Forum Moderators: not2easy
But I've noticed a slight discrepancy still, and I wonder if one of the graphics experts here can tell me how to correct it if possible. (I'm working at the edges of my understanding here, so my explanation may not be quite clear.)
I am using a tiled border and the color of the border image (now a PNG) is set in Photoshop to be the same color that I use in my CSS to indicate <strong> emphasis: 120,52,66 in Photoshop RGB; #783442 in CSS Hex. Thus in principle the border and the <strong> text should match exactly. On the Mac I create them on they do, but when viewed with IE or Opera on a PC, the image is clearly lighter. (The page in question is the one in my profile if you want to check.)

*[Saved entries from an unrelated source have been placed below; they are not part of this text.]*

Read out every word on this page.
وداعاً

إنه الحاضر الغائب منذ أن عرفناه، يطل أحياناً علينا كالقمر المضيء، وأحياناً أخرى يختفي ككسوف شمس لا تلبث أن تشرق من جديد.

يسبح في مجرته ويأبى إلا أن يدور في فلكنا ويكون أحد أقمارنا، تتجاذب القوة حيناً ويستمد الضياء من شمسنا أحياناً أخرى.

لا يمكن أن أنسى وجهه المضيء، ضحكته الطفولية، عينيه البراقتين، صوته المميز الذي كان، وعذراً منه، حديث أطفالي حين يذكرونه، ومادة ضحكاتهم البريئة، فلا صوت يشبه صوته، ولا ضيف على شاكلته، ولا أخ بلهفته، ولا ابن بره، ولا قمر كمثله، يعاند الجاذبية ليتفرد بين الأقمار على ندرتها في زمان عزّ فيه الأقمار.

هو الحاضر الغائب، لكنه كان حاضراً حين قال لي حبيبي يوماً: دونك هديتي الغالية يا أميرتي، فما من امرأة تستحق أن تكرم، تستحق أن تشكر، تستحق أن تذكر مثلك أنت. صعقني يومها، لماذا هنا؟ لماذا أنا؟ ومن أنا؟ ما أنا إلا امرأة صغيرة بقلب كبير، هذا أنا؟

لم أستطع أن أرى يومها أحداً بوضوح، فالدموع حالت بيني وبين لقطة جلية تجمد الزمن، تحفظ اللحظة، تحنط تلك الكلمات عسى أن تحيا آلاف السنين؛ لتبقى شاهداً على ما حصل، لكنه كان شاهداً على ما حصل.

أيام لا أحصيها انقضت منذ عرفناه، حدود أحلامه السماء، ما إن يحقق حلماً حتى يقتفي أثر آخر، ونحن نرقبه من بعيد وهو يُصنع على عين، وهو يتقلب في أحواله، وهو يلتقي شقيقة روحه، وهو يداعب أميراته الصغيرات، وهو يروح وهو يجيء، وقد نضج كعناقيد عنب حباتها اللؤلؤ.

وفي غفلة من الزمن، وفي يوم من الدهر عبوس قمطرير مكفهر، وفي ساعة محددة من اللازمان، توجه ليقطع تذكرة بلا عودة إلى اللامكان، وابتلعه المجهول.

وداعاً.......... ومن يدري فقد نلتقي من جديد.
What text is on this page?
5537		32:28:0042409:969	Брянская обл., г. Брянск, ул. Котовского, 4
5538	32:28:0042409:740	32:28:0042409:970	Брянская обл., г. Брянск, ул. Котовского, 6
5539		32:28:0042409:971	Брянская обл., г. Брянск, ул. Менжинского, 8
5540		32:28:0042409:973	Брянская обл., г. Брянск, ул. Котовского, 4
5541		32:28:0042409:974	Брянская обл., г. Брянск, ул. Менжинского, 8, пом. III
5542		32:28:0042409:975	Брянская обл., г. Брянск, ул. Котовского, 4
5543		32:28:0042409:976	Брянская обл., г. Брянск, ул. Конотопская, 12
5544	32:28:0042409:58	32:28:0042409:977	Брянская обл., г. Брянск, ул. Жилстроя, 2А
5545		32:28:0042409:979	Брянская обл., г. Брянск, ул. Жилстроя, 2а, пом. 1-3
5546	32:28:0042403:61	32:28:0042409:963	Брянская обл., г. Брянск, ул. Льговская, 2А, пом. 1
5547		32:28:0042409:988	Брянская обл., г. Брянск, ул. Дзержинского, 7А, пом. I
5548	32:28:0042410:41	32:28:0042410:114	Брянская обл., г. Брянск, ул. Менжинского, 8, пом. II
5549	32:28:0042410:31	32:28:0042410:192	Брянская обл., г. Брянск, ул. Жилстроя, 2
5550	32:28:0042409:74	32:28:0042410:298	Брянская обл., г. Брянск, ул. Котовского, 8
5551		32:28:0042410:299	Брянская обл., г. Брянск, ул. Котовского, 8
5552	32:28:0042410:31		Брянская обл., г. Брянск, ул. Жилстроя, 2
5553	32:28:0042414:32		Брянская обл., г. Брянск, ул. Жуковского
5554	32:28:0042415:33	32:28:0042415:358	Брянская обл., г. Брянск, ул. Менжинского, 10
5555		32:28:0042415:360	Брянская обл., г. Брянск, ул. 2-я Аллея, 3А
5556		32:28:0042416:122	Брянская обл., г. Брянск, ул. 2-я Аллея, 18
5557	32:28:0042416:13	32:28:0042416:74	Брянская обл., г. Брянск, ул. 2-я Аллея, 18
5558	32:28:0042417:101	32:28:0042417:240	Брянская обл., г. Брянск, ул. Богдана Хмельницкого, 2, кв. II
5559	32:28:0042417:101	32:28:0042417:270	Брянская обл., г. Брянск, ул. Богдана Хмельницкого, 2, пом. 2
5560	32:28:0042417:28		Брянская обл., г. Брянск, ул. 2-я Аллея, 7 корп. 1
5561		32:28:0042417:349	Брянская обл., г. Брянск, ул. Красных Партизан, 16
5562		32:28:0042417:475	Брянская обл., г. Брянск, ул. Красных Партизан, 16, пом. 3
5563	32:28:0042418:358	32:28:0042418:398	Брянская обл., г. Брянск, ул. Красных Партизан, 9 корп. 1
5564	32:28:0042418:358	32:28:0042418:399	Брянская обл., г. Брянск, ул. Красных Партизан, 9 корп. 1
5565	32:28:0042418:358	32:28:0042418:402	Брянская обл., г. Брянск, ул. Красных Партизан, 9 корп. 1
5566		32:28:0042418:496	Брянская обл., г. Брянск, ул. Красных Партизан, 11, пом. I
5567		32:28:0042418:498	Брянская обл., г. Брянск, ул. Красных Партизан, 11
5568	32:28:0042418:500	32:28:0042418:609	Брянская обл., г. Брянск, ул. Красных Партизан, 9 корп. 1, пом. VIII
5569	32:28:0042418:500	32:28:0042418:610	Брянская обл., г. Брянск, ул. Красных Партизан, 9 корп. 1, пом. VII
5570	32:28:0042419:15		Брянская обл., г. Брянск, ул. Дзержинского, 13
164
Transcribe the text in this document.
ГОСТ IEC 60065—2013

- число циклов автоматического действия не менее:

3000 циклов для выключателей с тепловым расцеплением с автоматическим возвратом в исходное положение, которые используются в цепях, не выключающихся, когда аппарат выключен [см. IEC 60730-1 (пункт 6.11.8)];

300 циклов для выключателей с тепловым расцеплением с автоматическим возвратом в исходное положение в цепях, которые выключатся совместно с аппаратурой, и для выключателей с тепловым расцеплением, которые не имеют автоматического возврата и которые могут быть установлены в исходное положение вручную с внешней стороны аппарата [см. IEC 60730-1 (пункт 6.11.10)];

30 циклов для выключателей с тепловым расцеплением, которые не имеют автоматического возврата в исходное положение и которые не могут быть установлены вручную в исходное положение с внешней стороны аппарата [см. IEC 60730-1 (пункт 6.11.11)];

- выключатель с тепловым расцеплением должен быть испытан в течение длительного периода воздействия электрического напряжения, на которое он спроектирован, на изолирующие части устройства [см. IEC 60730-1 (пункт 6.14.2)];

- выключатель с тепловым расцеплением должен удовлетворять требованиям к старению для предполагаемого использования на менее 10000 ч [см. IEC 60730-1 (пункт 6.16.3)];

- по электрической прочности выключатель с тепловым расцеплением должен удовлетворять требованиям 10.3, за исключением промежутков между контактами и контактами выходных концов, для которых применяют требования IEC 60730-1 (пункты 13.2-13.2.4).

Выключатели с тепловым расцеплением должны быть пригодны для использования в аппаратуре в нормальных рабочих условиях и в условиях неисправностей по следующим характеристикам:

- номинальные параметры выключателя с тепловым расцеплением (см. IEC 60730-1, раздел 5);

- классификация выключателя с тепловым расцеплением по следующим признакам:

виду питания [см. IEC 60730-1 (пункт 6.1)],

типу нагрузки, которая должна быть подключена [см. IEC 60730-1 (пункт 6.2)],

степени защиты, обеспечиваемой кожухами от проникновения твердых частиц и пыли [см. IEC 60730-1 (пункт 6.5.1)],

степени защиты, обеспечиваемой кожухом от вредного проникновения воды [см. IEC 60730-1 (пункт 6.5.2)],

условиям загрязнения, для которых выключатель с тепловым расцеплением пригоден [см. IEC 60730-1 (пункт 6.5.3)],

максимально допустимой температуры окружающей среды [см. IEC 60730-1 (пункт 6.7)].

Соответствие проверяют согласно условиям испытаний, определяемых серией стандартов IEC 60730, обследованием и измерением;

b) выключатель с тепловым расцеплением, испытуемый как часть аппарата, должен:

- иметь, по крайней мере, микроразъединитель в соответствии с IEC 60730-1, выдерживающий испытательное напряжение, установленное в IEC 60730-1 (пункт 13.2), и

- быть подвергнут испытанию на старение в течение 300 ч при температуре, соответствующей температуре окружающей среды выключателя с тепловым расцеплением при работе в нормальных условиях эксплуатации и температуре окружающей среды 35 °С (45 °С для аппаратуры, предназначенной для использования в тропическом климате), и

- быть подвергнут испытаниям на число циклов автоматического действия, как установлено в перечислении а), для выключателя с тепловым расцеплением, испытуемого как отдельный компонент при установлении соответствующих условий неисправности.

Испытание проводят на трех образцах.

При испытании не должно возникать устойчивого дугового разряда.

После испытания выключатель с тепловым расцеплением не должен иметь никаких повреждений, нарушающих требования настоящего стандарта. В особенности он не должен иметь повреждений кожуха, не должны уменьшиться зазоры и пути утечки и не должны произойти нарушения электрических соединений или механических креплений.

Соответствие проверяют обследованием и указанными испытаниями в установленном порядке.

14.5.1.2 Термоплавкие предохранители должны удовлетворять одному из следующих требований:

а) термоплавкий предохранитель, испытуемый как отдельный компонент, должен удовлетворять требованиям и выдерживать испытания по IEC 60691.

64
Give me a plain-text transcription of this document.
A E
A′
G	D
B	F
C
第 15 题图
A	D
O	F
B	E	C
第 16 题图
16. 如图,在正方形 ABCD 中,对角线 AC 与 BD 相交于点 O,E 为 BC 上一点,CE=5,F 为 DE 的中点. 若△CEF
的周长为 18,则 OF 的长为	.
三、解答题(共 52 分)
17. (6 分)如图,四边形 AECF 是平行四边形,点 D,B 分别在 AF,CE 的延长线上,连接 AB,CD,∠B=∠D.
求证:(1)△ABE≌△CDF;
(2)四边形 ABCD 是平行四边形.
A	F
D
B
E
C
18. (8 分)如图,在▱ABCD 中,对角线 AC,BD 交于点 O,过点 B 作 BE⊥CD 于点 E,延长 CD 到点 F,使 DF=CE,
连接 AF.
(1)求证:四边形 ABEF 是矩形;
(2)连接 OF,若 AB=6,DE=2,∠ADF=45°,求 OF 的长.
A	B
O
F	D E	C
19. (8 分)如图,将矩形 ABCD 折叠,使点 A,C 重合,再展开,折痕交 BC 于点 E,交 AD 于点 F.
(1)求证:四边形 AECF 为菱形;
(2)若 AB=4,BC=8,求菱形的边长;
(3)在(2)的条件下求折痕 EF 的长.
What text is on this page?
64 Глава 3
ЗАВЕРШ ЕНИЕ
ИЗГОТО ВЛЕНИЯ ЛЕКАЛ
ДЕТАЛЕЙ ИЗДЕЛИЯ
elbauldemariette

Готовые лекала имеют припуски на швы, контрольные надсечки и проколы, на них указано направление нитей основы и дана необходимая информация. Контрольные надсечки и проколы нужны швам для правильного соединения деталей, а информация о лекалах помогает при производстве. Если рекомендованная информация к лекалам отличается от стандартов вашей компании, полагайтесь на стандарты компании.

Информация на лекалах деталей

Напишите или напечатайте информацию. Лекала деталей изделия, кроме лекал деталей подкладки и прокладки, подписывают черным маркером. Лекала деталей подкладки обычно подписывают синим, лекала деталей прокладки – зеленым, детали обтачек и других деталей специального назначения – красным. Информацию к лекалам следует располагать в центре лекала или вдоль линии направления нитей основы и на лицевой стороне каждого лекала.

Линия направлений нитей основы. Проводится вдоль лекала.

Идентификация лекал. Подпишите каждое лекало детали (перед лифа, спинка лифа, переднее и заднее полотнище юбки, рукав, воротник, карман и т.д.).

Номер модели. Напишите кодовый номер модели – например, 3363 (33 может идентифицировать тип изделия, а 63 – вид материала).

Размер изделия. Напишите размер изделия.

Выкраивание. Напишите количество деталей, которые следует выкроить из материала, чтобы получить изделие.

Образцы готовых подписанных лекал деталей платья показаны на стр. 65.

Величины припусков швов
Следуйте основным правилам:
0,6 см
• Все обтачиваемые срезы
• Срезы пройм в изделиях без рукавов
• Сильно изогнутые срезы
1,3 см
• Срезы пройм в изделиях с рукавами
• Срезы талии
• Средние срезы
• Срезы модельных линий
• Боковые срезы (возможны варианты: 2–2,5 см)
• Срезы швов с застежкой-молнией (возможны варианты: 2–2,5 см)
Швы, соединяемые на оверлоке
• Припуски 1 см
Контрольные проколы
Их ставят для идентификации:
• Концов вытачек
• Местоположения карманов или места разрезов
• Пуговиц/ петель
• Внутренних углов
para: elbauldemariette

So, what am I missing? If this is a limitation of the current browsers, I'm satisfied to leave it as is and let them catch up. I have a feeling there is some setting I have missed somewhere, though, that is causing this mismatch. I have calibrated the Mac monitor with the Monitors control panel, so that should all be right. Is there a Photoshop setting I have missed? It is as though the PC is correcting the gamma value twice on the image and so making it a bit light.
Any tips will be much appreciated.
AFAIK, there are too many variations between platforms & individual browsers to make precise color management for the web a reality.
[libpng.org...]
This describes the strange behavior of various browsers which may apply gamma correction to images but not to CSS colors, or may apply it inconsistently. The page has a series of test suites that allow you to check whether colors do or do not match on various browsers.
If anyone is working with PNGs on a Mac, can you tell me what image editing software you use? The legendary GraphicConverter is great, but it doesn't save the gamma information in the file, which was my main reason for wanting to use PNGs. My old copy of Photoshop 4 does save gamma information, but is terrible at compression. (I'd also like to be able to use transparency.)